You may have seen the ‘consultation’ running currently on whether to increase the cost of NHS pensions to employers by more than 6%, and wondered why – given that under a ‘defined benefit’ scheme this doesn’t increase anyone’s pension one penny – this is happening.

The usual argument is that it’s because the NHS pension scheme is unaffordable – that payments to current retirees will soon become too much for the scheme to bear.

It’s an argument which has been trotted out for many, many years, invariably with doomsaying about how the scheme will imminently switch into a massive deficit. Looking at how this is done is interesting.

In 2008, the Telegraph were reporting a “pensions black hole” of £165 billion. Then in 2011, the Office for Budget Responsibility claimed this back in 2011, saying that “by 2015-16 the NHS pension scheme will be in deficit by £1.2bn”. Come 2015, it still wasn’t, but that didn’t stop a millionaire city financier working for Boris Johnson claiming it was facing a £500 billion shortfall, termed a “cost to the taxpayer”. The charmless lobbyists at the Taxpayer’s Alliance were saying it was £390 billion the following year, in an article titled “NHS pensions are bleeding the taxpayer dry”

This ‘deficit’ figure is generally the aggregate total of the cost of all pensions, for all NHS employees, now and for the duration of their expected lives. That is, of course, enormous – the NHS is the 5th biggest employer worldwide, so it has a lot of pensioners – so it’s a great number to wave around while angrily talking about the huge liabilities of the scheme and its lack of any “assets”. The intention is to pretend that everyday taxpayers are paying for doctors’ pensions.

This is, of course, dishonest nonsense. When I pay into my NHS pension that money goes to the Treasury who then pay current pensioners out of that money and make up any shortfall. Historically, payments into the scheme have always been higher than payments out, and for years this was by billions of pounds.
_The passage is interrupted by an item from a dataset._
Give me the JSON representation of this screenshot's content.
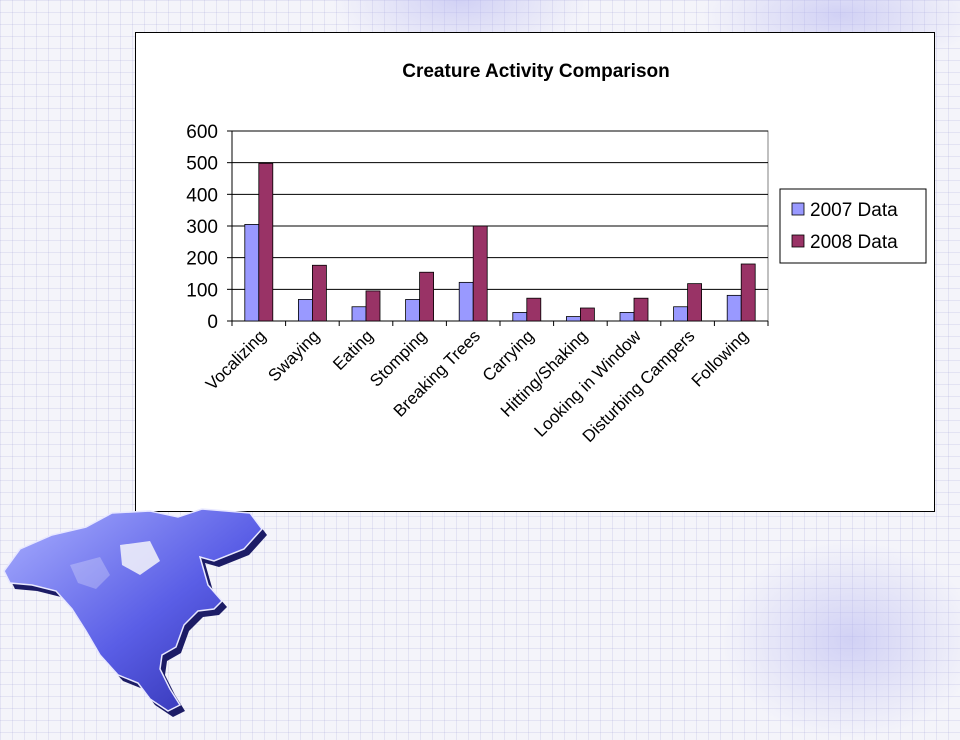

The spate of articles talking about the scheme’s “deficit” have been matched by those suggesting that soon the scheme will start costing money: back in 2011, the Office of Budget Responsibility was predicting this would happen “within three years”. Even in 2017/2018, the scheme still provided £330m to the Treasury.

What, then, should happen next? Should employers’ contributions rise to cover the notional deficit? Personally, I’d prefer the value of those decades of surpluses from the scheme, running into the billions, to be uprated by CPI over time and set up as a notional ‘pot’. Then we can see how “unfunded” the scheme really is. Anyone fancy going through the accounts with me?